Pakistan: giovane cristiano condannato all’ergastolo per blasfemia
Il tribunale di Faisalabad ha condannato all’ergastolo Imran Masih, giovane cristiano,
per aver oltraggiato e dissacrato il Corano. Il giudice aggiunto Raja Ghazanfar Ali
Khan ha emesso la sentenza in base all’articolo 295-B del codice penale pakistano
– meglio noto come legge sulla blasfemia – perchè il 26enne avrebbe bruciato “di proposito”
versetti del Corano e un libro in arabo, per “fomentare l’odio interreligioso e offendere
i sentimenti dei musulmani”. Peter Jacob, segretario esecutivo della Commissione nazionale
di Giustizia e Pace (Ncjp) della Chiesa cattolica, promette battaglia “per salvargli
la vita”. Il primo luglio 2009 Masih, commerciante di professione, è stato arrestato
dalla polizia con l’accusa – montata ad arte – di aver bruciato pagine del Corano.
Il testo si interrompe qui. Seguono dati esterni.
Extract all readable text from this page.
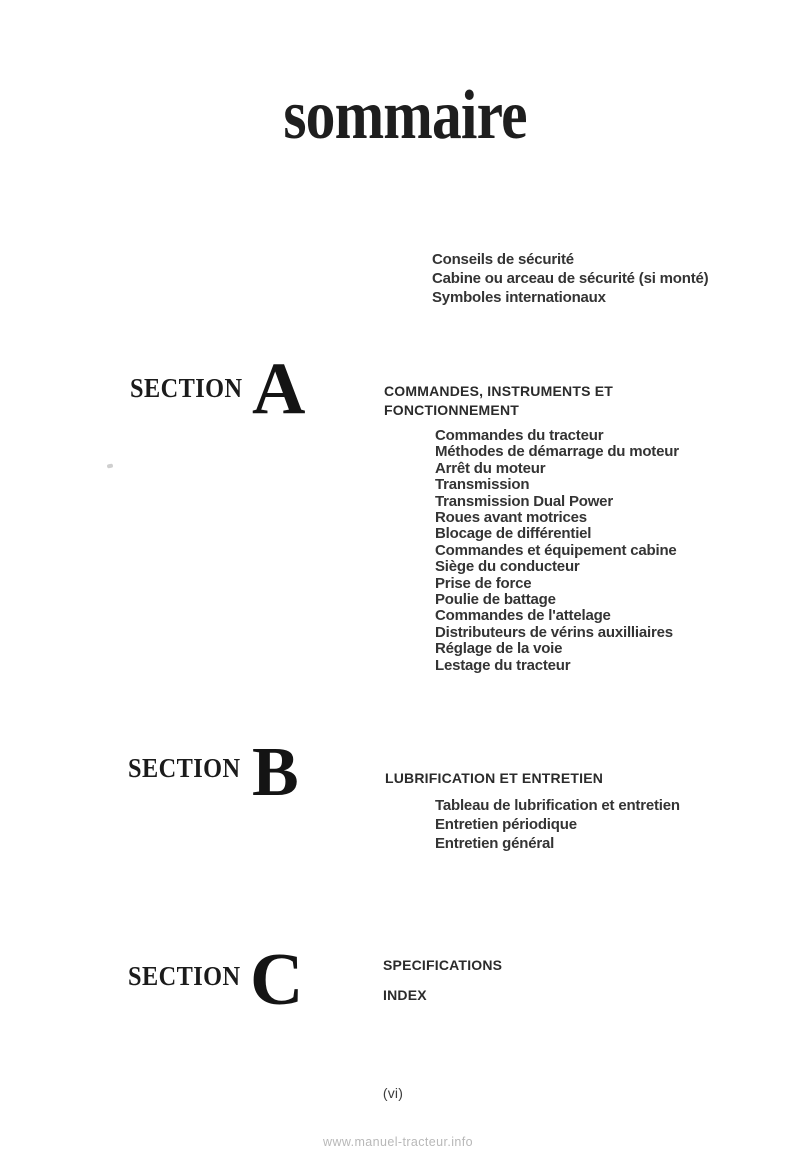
sommaire
Conseils de sécurité
Cabine ou arceau de sécurité (si monté)
Symboles internationaux
SECTION A	COMMANDES, INSTRUMENTS ET
FONCTIONNEMENT
Commandes du tracteur
Méthodes de démarrage du moteur
Arrêt du moteur
Transmission
Transmission Dual Power
Roues avant motrices
Blocage de différentiel
Commandes et équipement cabine
Siège du conducteur
Prise de force
Poulie de battage
Commandes de l'attelage
Distributeurs de vérins auxilliaires
Réglage de la voie
Lestage du tracteur
SECTION B	LUBRIFICATION ET ENTRETIEN
Tableau de lubrification et entretien
Entretien périodique
Entretien général
SECTION C	SPECIFICATIONS
INDEX
(vi)
www.manuel-tracteur.info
In precedenza - riferisce l'agenzia AsiaNews - un gruppo di musulmani lo aveva torturato
in maniera brutale. L’11 gennaio il giudice lo ha condannato al carcere a vita, che
sconterà nella prigione federale di Faisalabad dove è al momento rinchiuso. Peter
Jacob, segretario esecutivo di Ncjp, pur non criticando in modo aperto la sentenza
annuncia ricorso all’Alta corte e promette che “faremo del nostro meglio per salvargli
la vita”, perché tutti questi casi di blasfemia “sono montati ad arte”. La Commissione
cattolica chiede anche “serie riforme Costituzionali e legali” per sradicare l’estremismo
e l’abuso della religione nella vita politica del Pakistan. “La religione – si legge
in un documento di Ncjp – è il maggior pretesto nelle mani dei partiti politico-religiosi,
che hanno ricoperto un ruolo di primo piano nel trascinare la nazione sull’orlo del
baratro”. Mons. Lawrence John Saldanha e Peter Jacob, presidente e segretario esecutivo
di Ncjp, sottolineano che “il Pakistan dovrebbe prendere esempio dal vicino Bangladesh”,
dove i giudici hanno messo al bando i partiti che si rifanno alla religione. “Gli
affari di Stato e la politica – sottolineano i leader cattolici – vanno trattati in
modo indipendente, non coperti dal manto della religione” perché finiscono con l’isolare
le minoranze e negare i loro diritti. La legge sulla blasfemia è stata introdotta
nel 1986 dal dittatore pakistano Zia-ul-Haq ed è diventata uno strumento di discriminazioni
e violenze. La norma del Codice penale pakistano, punisce con l’ergastolo chi offende
il Corano e con la condanna a morte chi insulta il profeta Maometto. Secondo dati
di Ncjp sono quasi 1000 le persone incriminate. Essa costituisce anche un pretesto
per attacchi, vendette personali o omicidi extra-giudiziali: 33 in tutto, compiuti
da singoli o folle inferocite. (R.P.)